Dinda tidak menyangka kalau pernikahannya bakal kandas ditengah jalan. Sekian lama Adinda sudah putus kontak sejak dirinya mengalami insiden yang mengakibatkan harus menjalani perawatan yang cukup lama. Hingga pada akhirnya, saat suaminya pulang, rupanya diceraikan oleh suaminya.
Karya ini diterbitkan atas izin NovelToon Anjana, isi konten hanyalah pandangan pribadi pembuatnya, tidak mewakili NovelToon sendiri
Episode 3 Spontan kaget
Beberapa hari kemudian, Adinda tengah menikmati makan malamnya di kamar bersama Mbak Tia. Suasana hening, hanya suara sendok beradu dengan piring yang terdengar pelan.
BRAK!
Pintu kamar tiba-tiba terbuka keras hingga menghantam dinding. Adinda dan Mbak Tia sontak terperanjat. Jantung Adinda seolah berhenti berdetak saat melihat sosok suaminya berdiri di ambang pintu dengan wajah murka.
Mbak Tia buru-buru berdiri, berusaha melindungi Adinda.
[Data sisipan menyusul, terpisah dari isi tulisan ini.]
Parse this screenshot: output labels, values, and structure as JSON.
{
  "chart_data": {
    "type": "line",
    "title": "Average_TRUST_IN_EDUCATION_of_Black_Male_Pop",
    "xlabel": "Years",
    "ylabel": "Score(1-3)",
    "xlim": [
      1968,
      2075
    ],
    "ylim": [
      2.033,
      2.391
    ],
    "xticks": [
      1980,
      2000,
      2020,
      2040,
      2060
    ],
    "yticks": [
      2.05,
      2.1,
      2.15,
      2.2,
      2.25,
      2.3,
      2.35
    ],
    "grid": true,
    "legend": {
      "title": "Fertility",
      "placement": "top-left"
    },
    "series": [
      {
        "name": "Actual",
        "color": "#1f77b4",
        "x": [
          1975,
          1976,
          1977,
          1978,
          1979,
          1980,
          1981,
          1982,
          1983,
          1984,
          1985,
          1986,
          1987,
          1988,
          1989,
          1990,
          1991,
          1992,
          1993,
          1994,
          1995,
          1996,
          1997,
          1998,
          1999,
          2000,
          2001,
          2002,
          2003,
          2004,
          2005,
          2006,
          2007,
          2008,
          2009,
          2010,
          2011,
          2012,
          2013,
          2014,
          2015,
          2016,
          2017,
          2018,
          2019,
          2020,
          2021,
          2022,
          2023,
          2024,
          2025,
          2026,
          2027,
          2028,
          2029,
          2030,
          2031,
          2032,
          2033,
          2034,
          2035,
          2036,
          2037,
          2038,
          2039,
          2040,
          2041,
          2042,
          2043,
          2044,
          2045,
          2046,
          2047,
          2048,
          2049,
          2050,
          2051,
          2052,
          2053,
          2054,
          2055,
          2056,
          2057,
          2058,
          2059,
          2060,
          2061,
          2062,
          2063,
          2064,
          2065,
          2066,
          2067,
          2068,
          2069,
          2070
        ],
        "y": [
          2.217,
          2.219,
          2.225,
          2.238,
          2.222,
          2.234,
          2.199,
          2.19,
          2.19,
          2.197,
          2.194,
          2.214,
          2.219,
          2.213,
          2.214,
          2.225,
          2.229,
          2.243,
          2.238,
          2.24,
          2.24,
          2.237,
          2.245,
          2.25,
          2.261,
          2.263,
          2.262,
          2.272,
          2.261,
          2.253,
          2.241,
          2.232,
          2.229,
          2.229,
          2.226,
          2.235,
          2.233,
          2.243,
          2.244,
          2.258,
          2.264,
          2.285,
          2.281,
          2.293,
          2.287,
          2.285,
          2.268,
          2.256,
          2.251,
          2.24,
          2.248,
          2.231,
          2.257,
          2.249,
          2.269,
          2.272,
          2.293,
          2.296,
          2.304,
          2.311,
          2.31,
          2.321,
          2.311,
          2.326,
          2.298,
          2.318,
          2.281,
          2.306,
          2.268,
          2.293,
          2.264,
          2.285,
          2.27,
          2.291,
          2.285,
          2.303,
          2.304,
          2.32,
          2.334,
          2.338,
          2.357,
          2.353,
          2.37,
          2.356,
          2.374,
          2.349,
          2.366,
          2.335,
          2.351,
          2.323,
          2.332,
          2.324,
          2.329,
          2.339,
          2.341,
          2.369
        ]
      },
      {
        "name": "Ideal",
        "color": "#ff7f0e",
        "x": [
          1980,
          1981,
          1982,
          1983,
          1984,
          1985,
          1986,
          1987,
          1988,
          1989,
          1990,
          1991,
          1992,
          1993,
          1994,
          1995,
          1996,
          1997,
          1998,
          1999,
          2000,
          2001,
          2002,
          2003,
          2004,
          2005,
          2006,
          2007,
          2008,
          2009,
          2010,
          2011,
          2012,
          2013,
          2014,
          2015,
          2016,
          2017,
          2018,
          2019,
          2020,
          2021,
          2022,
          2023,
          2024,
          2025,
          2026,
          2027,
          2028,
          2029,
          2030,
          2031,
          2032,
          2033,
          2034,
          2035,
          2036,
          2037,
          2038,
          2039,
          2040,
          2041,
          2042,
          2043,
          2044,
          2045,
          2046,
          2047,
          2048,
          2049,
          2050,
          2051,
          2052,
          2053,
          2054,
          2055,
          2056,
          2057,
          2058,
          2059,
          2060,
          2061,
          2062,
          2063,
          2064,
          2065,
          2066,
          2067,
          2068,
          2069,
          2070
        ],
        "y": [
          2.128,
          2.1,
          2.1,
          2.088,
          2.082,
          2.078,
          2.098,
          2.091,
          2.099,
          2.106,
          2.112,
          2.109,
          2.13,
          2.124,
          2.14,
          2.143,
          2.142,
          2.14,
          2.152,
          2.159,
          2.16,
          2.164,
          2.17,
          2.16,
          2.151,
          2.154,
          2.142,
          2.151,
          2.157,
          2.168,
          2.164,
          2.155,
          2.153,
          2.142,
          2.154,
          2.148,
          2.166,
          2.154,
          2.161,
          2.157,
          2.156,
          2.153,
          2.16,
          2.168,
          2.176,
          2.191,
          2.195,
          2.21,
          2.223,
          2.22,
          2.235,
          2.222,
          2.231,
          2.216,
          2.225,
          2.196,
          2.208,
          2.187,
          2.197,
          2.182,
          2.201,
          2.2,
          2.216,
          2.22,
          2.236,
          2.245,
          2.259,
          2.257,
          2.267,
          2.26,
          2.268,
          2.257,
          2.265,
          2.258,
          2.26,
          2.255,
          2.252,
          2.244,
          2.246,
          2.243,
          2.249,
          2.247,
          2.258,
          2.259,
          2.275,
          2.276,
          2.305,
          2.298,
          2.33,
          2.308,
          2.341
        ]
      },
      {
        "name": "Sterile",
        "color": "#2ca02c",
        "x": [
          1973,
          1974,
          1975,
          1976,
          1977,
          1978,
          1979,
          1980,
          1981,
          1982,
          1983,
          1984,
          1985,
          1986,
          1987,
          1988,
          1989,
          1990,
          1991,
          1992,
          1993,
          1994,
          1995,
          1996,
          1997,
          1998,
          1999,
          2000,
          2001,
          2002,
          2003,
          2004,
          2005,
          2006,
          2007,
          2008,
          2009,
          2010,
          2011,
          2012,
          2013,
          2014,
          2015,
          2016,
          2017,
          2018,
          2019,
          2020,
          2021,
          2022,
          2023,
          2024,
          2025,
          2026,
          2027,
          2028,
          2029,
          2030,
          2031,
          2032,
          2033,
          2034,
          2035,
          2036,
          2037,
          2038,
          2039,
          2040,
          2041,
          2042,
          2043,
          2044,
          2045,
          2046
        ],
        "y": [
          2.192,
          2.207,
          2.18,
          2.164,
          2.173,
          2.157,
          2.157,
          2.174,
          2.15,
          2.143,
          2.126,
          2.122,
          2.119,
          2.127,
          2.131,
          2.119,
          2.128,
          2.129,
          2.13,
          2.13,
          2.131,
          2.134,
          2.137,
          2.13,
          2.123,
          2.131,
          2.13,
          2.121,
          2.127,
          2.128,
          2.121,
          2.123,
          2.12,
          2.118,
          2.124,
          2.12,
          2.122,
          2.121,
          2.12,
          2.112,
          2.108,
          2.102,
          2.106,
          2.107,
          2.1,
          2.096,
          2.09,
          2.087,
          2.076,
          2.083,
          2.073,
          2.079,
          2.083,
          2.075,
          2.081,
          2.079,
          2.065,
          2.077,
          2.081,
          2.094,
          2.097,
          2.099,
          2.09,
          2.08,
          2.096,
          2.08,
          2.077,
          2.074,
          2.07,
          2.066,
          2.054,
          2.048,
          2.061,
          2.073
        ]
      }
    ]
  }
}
"Hebat kamu ya!" bentak Riko dengan nada tajam. "Selingkuh di rumahku sendiri!"
Riko melangkah mendekat. Aura marahnya begitu kuat, membuat dada Adinda berdebar tak karuan.
"Mbak Tia, keluar kamu!" suaranya menggelegar.
"Ba... baik, Tuan."
Mbak Tia segera keluar, tapi hatinya gelisah. Ia berdiri di depan pintu, berjaga kalau sesuatu terjadi.
Adinda menarik napas dalam, mencoba menenangkan diri meski tangannya gemetar.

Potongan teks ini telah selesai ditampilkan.